As noted previously, zolpidem is not approved for use in children under 18. In a 2007 study of children with ADHD-related insomnia, zolpidem failed to improve sleep compared to placebo and was associated with a high rate of hallucinations and dizziness. The safety and efficacy in this population have not been established.
Patients over the age of 65 are significantly more sensitive to the effects of zolpidem. According to the Beers Criteria (a guideline for safe medication use in the elderly), zolpidem is listed as a potentially inappropriate medication because it increases the risk of falls, hip fractures, and motor vehicle accidents. If it must be used, the lowest possible dose (5 mg) should be prescribed, and the patient should be monitored for cognitive changes or 'sundowning' (increased confusion in the evening).
In patients with end-stage renal disease or those undergoing hemodialysis, the pharmacokinetics of zolpidem are not significantly altered. No specific dose adjustment is required based solely on renal function, although general caution in medically fragile patients is advised.
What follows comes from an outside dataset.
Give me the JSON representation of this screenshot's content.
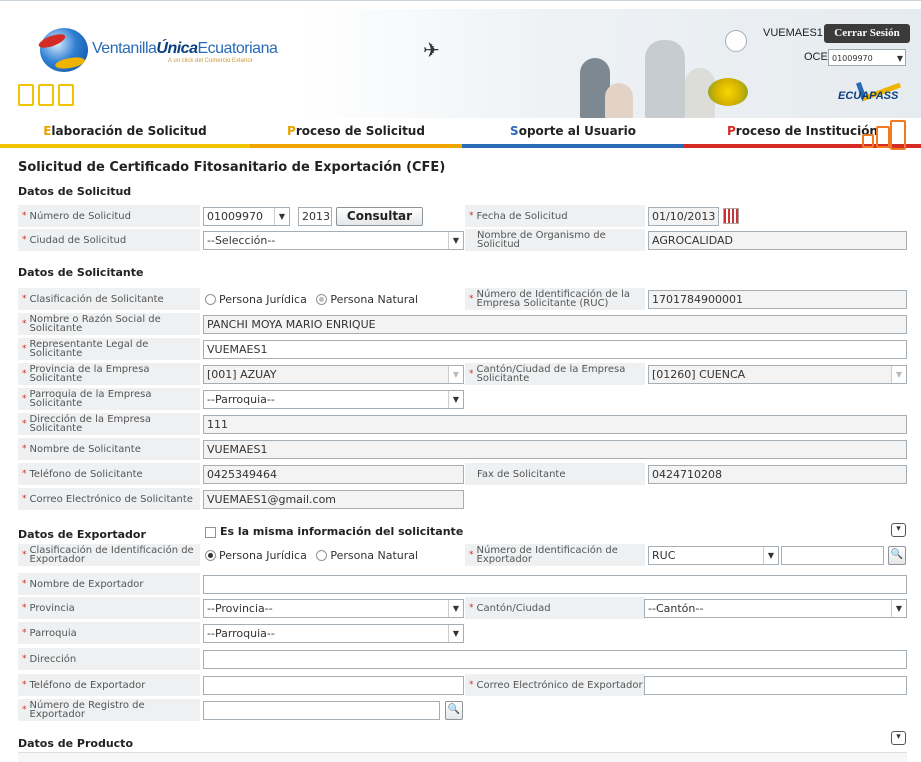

In patients with hepatic cirrhosis, the peak plasma concentration (Cmax) and area under the curve (AUC) of zolpidem are significantly increased, and the half-life is prolonged to approximately 10 hours (compared to 2.5 hours in healthy adults). Dosage must be reduced to 5 mg (IR) or 6.25 mg (ER) in patients with mild to moderate hepatic impairment. It is contraindicated in severe hepatic impairment.
> Important: Special populations require individualized medical assessment and frequent follow-up to ensure the medication remains safe and effective.
| Parameter | Value |
|---|---|
| Bioavailability | ~70% |
| Protein Binding | 92.5% |
| Half-life | 2.5 - 3.0 hours |
| Tmax | 1.6 hours (IR); 1.5 hours (ER) |
| Metabolism | Hepatic (CYP3A4 primary) |
| Excretion | Renal 56%, Fecal 37% |
Zolpidem is classified as a Non-Benzodiazepine Sedative-Hypnotic, often referred to as a 'Z-drug.' Other medications in this therapeutic class include Zaleplon (Sonata) and Eszopiclone (Lunesta). While they share a similar mechanism of action to benzodiazepines (like Temazepam), their chemical structures are distinct, and they are generally preferred for the treatment of insomnia due to their shorter half-lives and lower risk of disrupting sleep architecture.